Role of Generation on Successful DNA Delivery of PAMAM-(Guanidino)Neomycin Conjugates

The decoration of polyamidoamine (PAMAM) dendinhers with some functional moieties holds promises for improving the gene-delivery behavior of the resulting polyplexes. Herein, we reported the synthesis and the development of nonviral gene vectors built on an array of PAMAMs, spanning generation 2 (G2), G4, and G7, specifically tethered with multivalent neomycin (Neo) or guanidinoneomycin (GNeo). Following a thorough chemical characterization by means of NMR and MALDI analyses, the ability of PAMAM-(G)Neo conjugates to serve as transfectants was investigated.
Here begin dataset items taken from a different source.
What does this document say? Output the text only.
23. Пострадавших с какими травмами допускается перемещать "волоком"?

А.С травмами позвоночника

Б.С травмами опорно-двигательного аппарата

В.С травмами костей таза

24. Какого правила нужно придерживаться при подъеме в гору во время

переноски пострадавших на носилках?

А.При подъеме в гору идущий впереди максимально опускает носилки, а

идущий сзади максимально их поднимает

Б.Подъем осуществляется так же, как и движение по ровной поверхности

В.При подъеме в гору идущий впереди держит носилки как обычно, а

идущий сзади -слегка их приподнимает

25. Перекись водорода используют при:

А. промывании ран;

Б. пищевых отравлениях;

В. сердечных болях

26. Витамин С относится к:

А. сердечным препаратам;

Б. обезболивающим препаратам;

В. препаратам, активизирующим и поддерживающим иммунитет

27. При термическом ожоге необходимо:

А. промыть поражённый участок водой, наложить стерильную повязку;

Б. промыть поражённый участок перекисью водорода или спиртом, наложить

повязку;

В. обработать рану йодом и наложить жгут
First, we demonstrated that every PAMAM, whether or not tethered with Neo (or GNeo), exhibited greater DNA packing ability than the gold standard transfectant 25 kDa bPEI. Measurements of the colloidal properties showed that PAMAMs, when mixed with plasmid DNA (pDNA) as a function of the nitrogen-to-phosphate ratio (N/P), allowed preparing complexes of approximate to 150-300 nm in diameter with a positive surface charge of approximate to+20-35 mV, strictly dependent on the PAMAM generation. The conjugation with Neo affected the DNA release behavior from PAMAM-based polyplexes and their ultimate transfection efficiency. When low generation PAMAM G2 was tethered with Neo, we obtained the most efficient transfectants, with remarkable antibacterial activity against Gram negative bacteria. It is worth noting that pDNA/PAMAM-(G)Neo nanoassemblies, which were tested at the optimal N/P, invariably showed better transfection efficiency than 25 kDa bPEI, along with low cytotoxicity in both HeLa and COS-7 cells. Altogether, these results underline the potential of such PAMAM-(G)Neo dendrimers as promising vehicles for efficient gene delivery into cells.